Journal of Geophysical Research: Solid Earth

Okinawa trough backarc basin: Early tectonic and magmatic evolution

Authors

  • Jean-Claude Sibuet,

  • Benoît Deffontaines,

  • Shu-Kun Hsu,

  • Nicolas Thareau,

  • Jean-Pierre Le Formal,

  • Char-Shine Liu


Abstract

The Okinawa Trough, lying between Japan and Taiwan, is a backarc basin formed by extension within the continental lithosphere behind the Ryukyu trench-arc system. Stress directions associated with the two last extensional phases in the southwestern Okinawa Trough have been deduced from a comparison with analog modeling: the direction of extension is N150° for the Pleistocene phase of extension (2–0.1 Ma) and N170° for the late Pleistocene-Holocene phase of extension (0.1–0 Ma). The present-day Ryukyu volcanic arc, a narrow continuous feature extending from Japan to Taiwan, is located on the eastern side of the Okinawa Trough, 80–100 km above the Wadati-Benioff zone, the minimum depth for emplacement of arc magmatism.
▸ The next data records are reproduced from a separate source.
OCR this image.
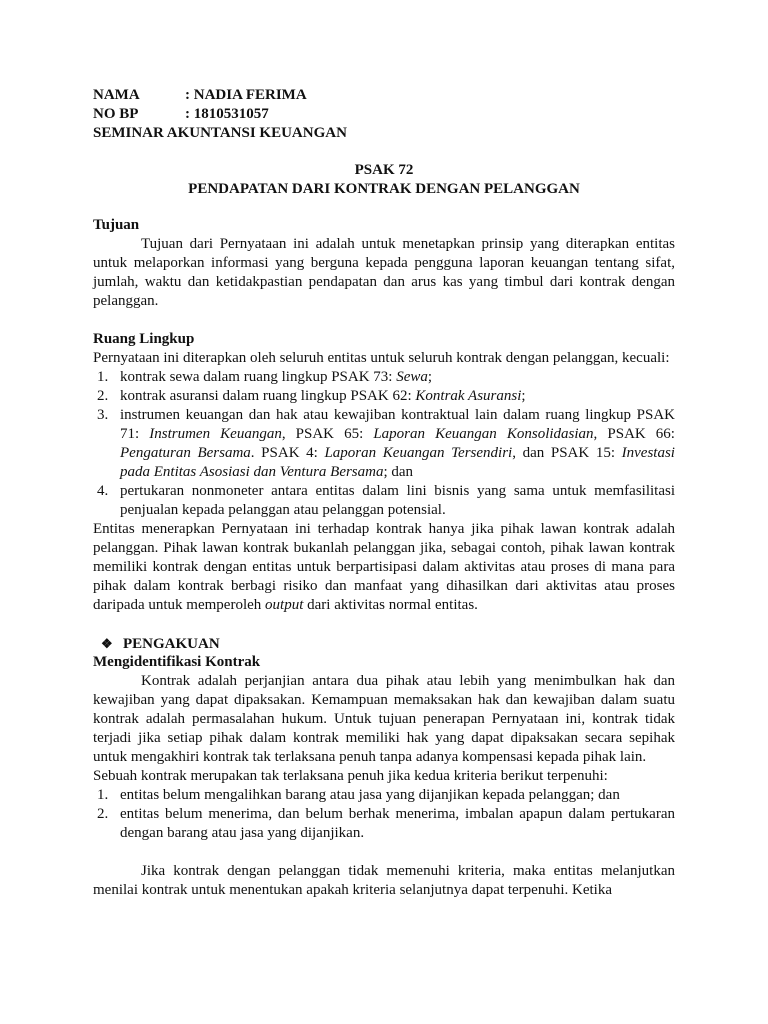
NAMA	: NADIA FERIMA
NO BP	: 1810531057
SEMINAR AKUNTANSI KEUANGAN
PSAK 72
PENDAPATAN DARI KONTRAK DENGAN PELANGGAN
Tujuan

Tujuan dari Pernyataan ini adalah untuk menetapkan prinsip yang diterapkan entitas untuk melaporkan informasi yang berguna kepada pengguna laporan keuangan tentang sifat, jumlah, waktu dan ketidakpastian pendapatan dan arus kas yang timbul dari kontrak dengan pelanggan.

Ruang Lingkup

Pernyataan ini diterapkan oleh seluruh entitas untuk seluruh kontrak dengan pelanggan, kecuali:

1. kontrak sewa dalam ruang lingkup PSAK 73: Sewa;
2. kontrak asuransi dalam ruang lingkup PSAK 62: Kontrak Asuransi;
3. instrumen keuangan dan hak atau kewajiban kontraktual lain dalam ruang lingkup PSAK 71: Instrumen Keuangan, PSAK 65: Laporan Keuangan Konsolidasian, PSAK 66: Pengaturan Bersama. PSAK 4: Laporan Keuangan Tersendiri, dan PSAK 15: Investasi pada Entitas Asosiasi dan Ventura Bersama; dan
4. pertukaran nonmoneter antara entitas dalam lini bisnis yang sama untuk memfasilitasi penjualan kepada pelanggan atau pelanggan potensial.

Entitas menerapkan Pernyataan ini terhadap kontrak hanya jika pihak lawan kontrak adalah pelanggan. Pihak lawan kontrak bukanlah pelanggan jika, sebagai contoh, pihak lawan kontrak memiliki kontrak dengan entitas untuk berpartisipasi dalam aktivitas atau proses di mana para pihak dalam kontrak berbagi risiko dan manfaat yang dihasilkan dari aktivitas atau proses daripada untuk memperoleh output dari aktivitas normal entitas.

❖ PENGAKUAN
Mengidentifikasi Kontrak

Kontrak adalah perjanjian antara dua pihak atau lebih yang menimbulkan hak dan kewajiban yang dapat dipaksakan. Kemampuan memaksakan hak dan kewajiban dalam suatu kontrak adalah permasalahan hukum. Untuk tujuan penerapan Pernyataan ini, kontrak tidak terjadi jika setiap pihak dalam kontrak memiliki hak yang dapat dipaksakan secara sepihak untuk mengakhiri kontrak tak terlaksana penuh tanpa adanya kompensasi kepada pihak lain.

Sebuah kontrak merupakan tak terlaksana penuh jika kedua kriteria berikut terpenuhi:

1. entitas belum mengalihkan barang atau jasa yang dijanjikan kepada pelanggan; dan
2. entitas belum menerima, dan belum berhak menerima, imbalan apapun dalam pertukaran dengan barang atau jasa yang dijanjikan.

Jika kontrak dengan pelanggan tidak memenuhi kriteria, maka entitas melanjutkan menilai kontrak untuk menentukan apakah kriteria selanjutnya dapat terpenuhi. Ketika
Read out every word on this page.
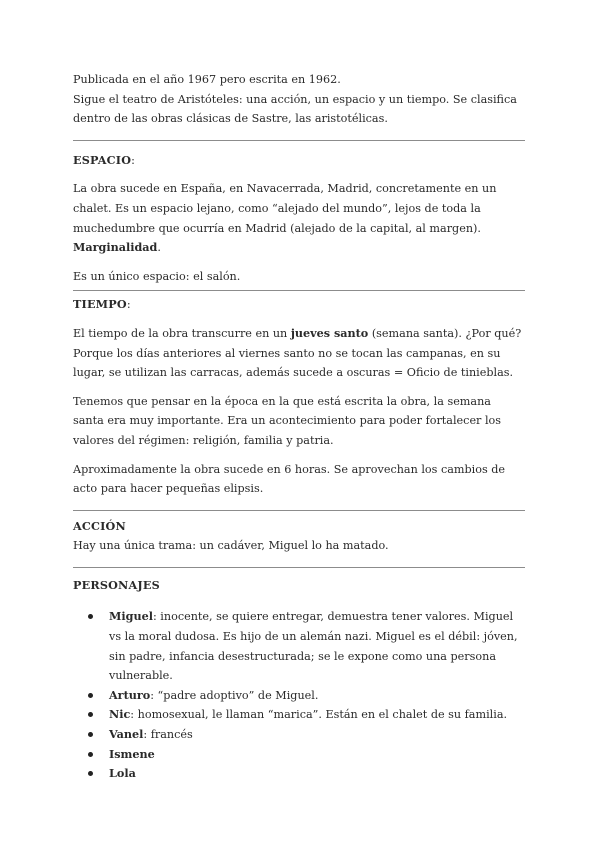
Publicada en el año 1967 pero escrita en 1962.

Sigue el teatro de Aristóteles: una acción, un espacio y un tiempo. Se clasifica dentro de las obras clásicas de Sastre, las aristotélicas.

ESPACIO:

La obra sucede en España, en Navacerrada, Madrid, concretamente en un chalet. Es un espacio lejano, como “alejado del mundo”, lejos de toda la muchedumbre que ocurría en Madrid (alejado de la capital, al margen). Marginalidad.

Es un único espacio: el salón.

TIEMPO:

El tiempo de la obra transcurre en un jueves santo (semana santa). ¿Por qué? Porque los días anteriores al viernes santo no se tocan las campanas, en su lugar, se utilizan las carracas, además sucede a oscuras = Oficio de tinieblas.

Tenemos que pensar en la época en la que está escrita la obra, la semana santa era muy importante. Era un acontecimiento para poder fortalecer los valores del régimen: religión, familia y patria.

Aproximadamente la obra sucede en 6 horas. Se aprovechan los cambios de acto para hacer pequeñas elipsis.

ACCIÓN

Hay una única trama: un cadáver, Miguel lo ha matado.

PERSONAJES

Miguel: inocente, se quiere entregar, demuestra tener valores. Miguel vs la moral dudosa. Es hijo de un alemán nazi. Miguel es el débil: jóven, sin padre, infancia desestructurada; se le expone como una persona vulnerable.
Arturo: “padre adoptivo” de Miguel.
Nic: homosexual, le llaman “marica”. Están en el chalet de su familia.
Vanel: francés
Ismene
Lola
Scarce present-day backarc volcanism appears in the middle and southern Okinawa Trough within linear en echelon bathymetric depressions. A N045° oriented seamount volcanic chain cuts across obliquely the southwestern Okinawa Trough and lies in the direct line of extension of the Gagua ridge, a N-S linear volcanic feature of the Philippine Sea plate. Associated with this extension of the Gagua ridge, a large reentrant located at the base of the Ryukyu prism, the uplift of part of the Nanao forearc basin and the deformation of the sedimentary arc suggest that the voluminous cross-backarc volcanism could be tied to the subduction of the Gagua ridge located there at a depth of 80–100 km beneath the backarc basin. A second area of anomalous volcanism has been identified in the middle Okinawa Trough in the ENE extension of the Daito ridge, a WNW-ESE 400-km-long volcanic feature of the Philippine Sea plate. We suggest that the Gagua and Daito ridges initially induced stress at the base of the arc which is still brittle and cracks propagated through the overlying brittle lithosphere, allowing magmas with arc affinities to erupt at the seafloor. This excessive magmatism reaches the seafloor through conduits which preferentially follow in their shallowest portion the crustal normal faults of the backarc rifts. The Okinawa Trough is consequently still in an early stage of evolving from arc type to backarc activity.